Paper No. 27-5
Presentation Time: 8:30 AM-5:00 PM
SAND PETROLOGY AS A PROXY FOR EXTREME WAVE EVENTS, A CASE STUDY FROM ANEGADA, BRITISH VIRGIN ISLANDS
Sand petrology has been used in many studies in different geographic settings throughout the world as a signature for tsunami deposits. Its reliability as a definitive proxy for extreme waves however, remains controversial.
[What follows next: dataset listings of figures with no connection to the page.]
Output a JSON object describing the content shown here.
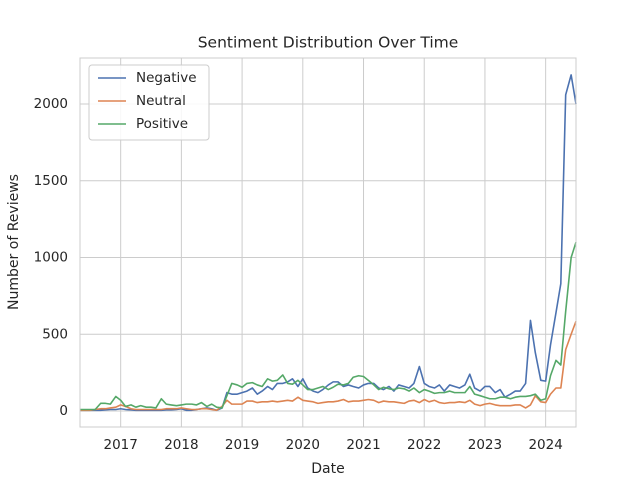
{
  "chart_data": {
    "type": "line",
    "title": "Sentiment Distribution Over Time",
    "x_label": "Date",
    "y_label": "Number of Reviews",
    "x": [
      2016.33,
      2016.42,
      2016.5,
      2016.58,
      2016.67,
      2016.75,
      2016.83,
      2016.92,
      2017.0,
      2017.08,
      2017.17,
      2017.25,
      2017.33,
      2017.42,
      2017.5,
      2017.58,
      2017.67,
      2017.75,
      2017.83,
      2017.92,
      2018.0,
      2018.08,
      2018.17,
      2018.25,
      2018.33,
      2018.42,
      2018.5,
      2018.58,
      2018.67,
      2018.75,
      2018.83,
      2018.92,
      2019.0,
      2019.08,
      2019.17,
      2019.25,
      2019.33,
      2019.42,
      2019.5,
      2019.58,
      2019.67,
      2019.75,
      2019.83,
      2019.92,
      2020.0,
      2020.08,
      2020.17,
      2020.25,
      2020.33,
      2020.42,
      2020.5,
      2020.58,
      2020.67,
      2020.75,
      2020.83,
      2020.92,
      2021.0,
      2021.08,
      2021.17,
      2021.25,
      2021.33,
      2021.42,
      2021.5,
      2021.58,
      2021.67,
      2021.75,
      2021.83,
      2021.92,
      2022.0,
      2022.08,
      2022.17,
      2022.25,
      2022.33,
      2022.42,
      2022.5,
      2022.58,
      2022.67,
      2022.75,
      2022.83,
      2022.92,
      2023.0,
      2023.08,
      2023.17,
      2023.25,
      2023.33,
      2023.42,
      2023.5,
      2023.58,
      2023.67,
      2023.75,
      2023.83,
      2023.92,
      2024.0,
      2024.08,
      2024.17,
      2024.25,
      2024.33,
      2024.42,
      2024.5
    ],
    "series": [
      {
        "name": "Negative",
        "color": "#4c72b0",
        "values": [
          5,
          5,
          5,
          5,
          5,
          8,
          10,
          10,
          15,
          10,
          8,
          5,
          5,
          5,
          5,
          5,
          5,
          8,
          8,
          10,
          15,
          5,
          5,
          10,
          15,
          20,
          15,
          5,
          20,
          120,
          110,
          110,
          120,
          130,
          150,
          110,
          130,
          160,
          140,
          180,
          180,
          190,
          210,
          160,
          210,
          150,
          130,
          120,
          140,
          170,
          190,
          190,
          160,
          170,
          160,
          150,
          170,
          180,
          180,
          150,
          140,
          160,
          130,
          170,
          160,
          150,
          180,
          290,
          180,
          160,
          150,
          170,
          130,
          170,
          160,
          150,
          170,
          240,
          150,
          130,
          160,
          160,
          120,
          140,
          90,
          110,
          130,
          130,
          180,
          590,
          380,
          200,
          195,
          430,
          640,
          830,
          2060,
          2190,
          2000
        ]
      },
      {
        "name": "Neutral",
        "color": "#dd8452",
        "values": [
          5,
          5,
          5,
          10,
          15,
          15,
          20,
          25,
          40,
          30,
          15,
          10,
          10,
          10,
          10,
          10,
          10,
          15,
          15,
          15,
          20,
          15,
          10,
          10,
          15,
          15,
          10,
          5,
          30,
          70,
          45,
          45,
          45,
          65,
          65,
          55,
          60,
          60,
          65,
          60,
          65,
          70,
          65,
          90,
          70,
          65,
          60,
          50,
          55,
          60,
          60,
          65,
          75,
          60,
          65,
          65,
          70,
          75,
          70,
          55,
          65,
          60,
          60,
          55,
          50,
          65,
          70,
          55,
          75,
          60,
          70,
          55,
          50,
          55,
          55,
          60,
          55,
          70,
          45,
          35,
          45,
          50,
          40,
          35,
          35,
          35,
          40,
          40,
          20,
          40,
          100,
          60,
          55,
          110,
          150,
          150,
          400,
          500,
          585
        ]
      },
      {
        "name": "Positive",
        "color": "#55a868",
        "values": [
          10,
          10,
          10,
          10,
          50,
          50,
          45,
          95,
          70,
          30,
          40,
          25,
          35,
          25,
          25,
          20,
          80,
          45,
          40,
          35,
          40,
          45,
          45,
          40,
          55,
          30,
          45,
          25,
          20,
          100,
          180,
          170,
          155,
          180,
          185,
          170,
          160,
          210,
          195,
          200,
          235,
          180,
          175,
          200,
          170,
          140,
          140,
          150,
          160,
          140,
          155,
          175,
          170,
          180,
          220,
          230,
          225,
          200,
          170,
          140,
          155,
          145,
          140,
          150,
          145,
          130,
          150,
          120,
          140,
          130,
          115,
          120,
          120,
          130,
          120,
          120,
          120,
          160,
          110,
          100,
          90,
          80,
          80,
          90,
          90,
          80,
          90,
          95,
          95,
          100,
          110,
          70,
          80,
          230,
          330,
          300,
          650,
          1000,
          1100
        ]
      }
    ],
    "xlim": [
      2016.33,
      2024.5
    ],
    "xticks": [
      2017,
      2018,
      2019,
      2020,
      2021,
      2022,
      2023,
      2024
    ],
    "ylim": [
      -104,
      2300
    ],
    "yticks": [
      0,
      500,
      1000,
      1500,
      2000
    ],
    "grid": true,
    "legend": "upper left"
  }
}
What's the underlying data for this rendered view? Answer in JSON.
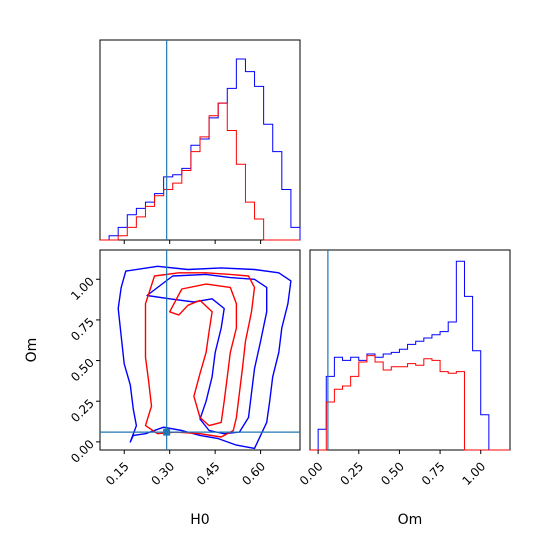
{
  "chart_data": {
    "type": "corner",
    "parameters": [
      "H0",
      "Om"
    ],
    "colors": {
      "series_a": "#0000ff",
      "series_b": "#ff0000",
      "truth": "#1f77b4"
    },
    "truth": {
      "H0": 0.29,
      "Om": 0.06
    },
    "h0_axis": {
      "label": "H0",
      "range": [
        0.07,
        0.73
      ],
      "ticks": [
        0.15,
        0.3,
        0.45,
        0.6
      ],
      "tick_labels": [
        "0.15",
        "0.30",
        "0.45",
        "0.60"
      ]
    },
    "om_axis": {
      "label": "Om",
      "range": [
        -0.05,
        1.18
      ],
      "ticks": [
        0.0,
        0.25,
        0.5,
        0.75,
        1.0
      ],
      "tick_labels": [
        "0.00",
        "0.25",
        "0.50",
        "0.75",
        "1.00"
      ]
    },
    "om_hist_axis": {
      "label": "Om",
      "range": [
        -0.05,
        1.18
      ],
      "ticks": [
        0.0,
        0.25,
        0.5,
        0.75,
        1.0
      ],
      "tick_labels": [
        "0.00",
        "0.25",
        "0.50",
        "0.75",
        "1.00"
      ]
    },
    "hist_h0": {
      "edges": [
        0.07,
        0.1,
        0.13,
        0.16,
        0.19,
        0.22,
        0.25,
        0.28,
        0.31,
        0.34,
        0.37,
        0.4,
        0.43,
        0.46,
        0.49,
        0.52,
        0.55,
        0.58,
        0.61,
        0.64,
        0.67,
        0.7,
        0.73
      ],
      "series_a": [
        0,
        2,
        6,
        12,
        15,
        18,
        22,
        30,
        31,
        34,
        45,
        48,
        58,
        65,
        72,
        86,
        80,
        73,
        55,
        42,
        24,
        6
      ],
      "series_b": [
        0,
        0,
        2,
        6,
        11,
        16,
        21,
        24,
        27,
        33,
        42,
        49,
        59,
        65,
        52,
        36,
        18,
        10,
        0,
        0,
        0,
        0
      ],
      "ymax": 95
    },
    "hist_om": {
      "edges": [
        -0.05,
        0.0,
        0.05,
        0.1,
        0.15,
        0.2,
        0.25,
        0.3,
        0.35,
        0.4,
        0.45,
        0.5,
        0.55,
        0.6,
        0.65,
        0.7,
        0.75,
        0.8,
        0.85,
        0.9,
        0.95,
        1.0,
        1.05,
        1.1,
        1.15,
        1.18
      ],
      "series_a": [
        0,
        13,
        46,
        58,
        56,
        58,
        56,
        60,
        58,
        60,
        61,
        63,
        66,
        68,
        70,
        72,
        74,
        80,
        118,
        96,
        62,
        22,
        0,
        0,
        0
      ],
      "series_b": [
        0,
        0,
        30,
        38,
        40,
        46,
        55,
        59,
        55,
        50,
        52,
        52,
        54,
        53,
        57,
        56,
        49,
        48,
        49,
        0,
        0,
        0,
        0,
        0,
        0
      ],
      "ymax": 125
    },
    "contours": {
      "series_a": [
        [
          [
            0.155,
            1.05
          ],
          [
            0.26,
            1.08
          ],
          [
            0.36,
            1.06
          ],
          [
            0.47,
            1.07
          ],
          [
            0.58,
            1.06
          ],
          [
            0.66,
            1.04
          ],
          [
            0.7,
            0.99
          ],
          [
            0.69,
            0.85
          ],
          [
            0.67,
            0.7
          ],
          [
            0.66,
            0.55
          ],
          [
            0.64,
            0.4
          ],
          [
            0.63,
            0.25
          ],
          [
            0.62,
            0.12
          ],
          [
            0.6,
            0.04
          ],
          [
            0.58,
            -0.04
          ],
          [
            0.52,
            -0.02
          ],
          [
            0.46,
            0.02
          ],
          [
            0.4,
            0.04
          ],
          [
            0.34,
            0.07
          ],
          [
            0.28,
            0.09
          ],
          [
            0.22,
            0.05
          ],
          [
            0.18,
            0.04
          ],
          [
            0.17,
            0.0
          ],
          [
            0.19,
            0.1
          ],
          [
            0.18,
            0.2
          ],
          [
            0.17,
            0.35
          ],
          [
            0.15,
            0.48
          ],
          [
            0.14,
            0.65
          ],
          [
            0.13,
            0.82
          ],
          [
            0.14,
            0.95
          ],
          [
            0.155,
            1.05
          ]
        ],
        [
          [
            0.225,
            0.9
          ],
          [
            0.31,
            1.02
          ],
          [
            0.42,
            1.03
          ],
          [
            0.5,
            1.01
          ],
          [
            0.58,
            1.0
          ],
          [
            0.62,
            0.95
          ],
          [
            0.62,
            0.8
          ],
          [
            0.6,
            0.62
          ],
          [
            0.58,
            0.45
          ],
          [
            0.57,
            0.3
          ],
          [
            0.56,
            0.15
          ],
          [
            0.53,
            0.06
          ],
          [
            0.48,
            0.05
          ],
          [
            0.43,
            0.07
          ],
          [
            0.4,
            0.14
          ],
          [
            0.42,
            0.25
          ],
          [
            0.44,
            0.4
          ],
          [
            0.45,
            0.55
          ],
          [
            0.47,
            0.7
          ],
          [
            0.48,
            0.82
          ],
          [
            0.44,
            0.88
          ],
          [
            0.38,
            0.86
          ],
          [
            0.3,
            0.88
          ],
          [
            0.225,
            0.9
          ]
        ]
      ],
      "series_b": [
        [
          [
            0.25,
            1.02
          ],
          [
            0.33,
            1.04
          ],
          [
            0.42,
            1.04
          ],
          [
            0.5,
            1.03
          ],
          [
            0.56,
            1.02
          ],
          [
            0.58,
            0.95
          ],
          [
            0.57,
            0.8
          ],
          [
            0.55,
            0.62
          ],
          [
            0.54,
            0.45
          ],
          [
            0.53,
            0.3
          ],
          [
            0.52,
            0.15
          ],
          [
            0.51,
            0.07
          ],
          [
            0.47,
            0.03
          ],
          [
            0.4,
            0.05
          ],
          [
            0.32,
            0.06
          ],
          [
            0.26,
            0.05
          ],
          [
            0.22,
            0.1
          ],
          [
            0.24,
            0.22
          ],
          [
            0.23,
            0.38
          ],
          [
            0.22,
            0.52
          ],
          [
            0.22,
            0.7
          ],
          [
            0.22,
            0.85
          ],
          [
            0.25,
            1.02
          ]
        ],
        [
          [
            0.3,
            0.8
          ],
          [
            0.34,
            0.94
          ],
          [
            0.42,
            0.97
          ],
          [
            0.5,
            0.95
          ],
          [
            0.52,
            0.85
          ],
          [
            0.52,
            0.7
          ],
          [
            0.5,
            0.55
          ],
          [
            0.49,
            0.4
          ],
          [
            0.48,
            0.25
          ],
          [
            0.47,
            0.12
          ],
          [
            0.43,
            0.1
          ],
          [
            0.4,
            0.15
          ],
          [
            0.38,
            0.28
          ],
          [
            0.4,
            0.42
          ],
          [
            0.42,
            0.55
          ],
          [
            0.43,
            0.68
          ],
          [
            0.44,
            0.8
          ],
          [
            0.4,
            0.87
          ],
          [
            0.36,
            0.84
          ],
          [
            0.33,
            0.78
          ],
          [
            0.3,
            0.8
          ]
        ]
      ]
    }
  }
}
In Anegada, British Virgin Islands (BVI) the presence of predominantly elongated sand grains in combination with the foraminifera Homotrema Rubrumwere found in a number of locations far inland. The presence of these grain rods might not be an exact indicator for tsunamis activity, however, two different tsunami inundation models for Anegada show waves extending as far inland as the south shore of the Island. The two different models suggest that both grain types could have been transported inland by extreme waves. The origin of both grain types will be discussed thoroughly as well as a visual reference of two possible scenarios on how these two different types of grains could have been deposited far inland from their offshore origin
- Outer Rise M 8.2 Tsunami
- Subduction Thrust M 8.45 Tsunami
This abstract was adapted, from a journal manuscript by B.F. Atwater, U.S. ten Brink, A.L. Cescon, N. Feuillet, Z. Fuentes, R.B., Halley, C. Nunez, E.G. Reinhardt, J.H. Roger, Y. Sawai, M. Spiske, M.P., Tuttle, Y. Wei, and J. Weil Accardo.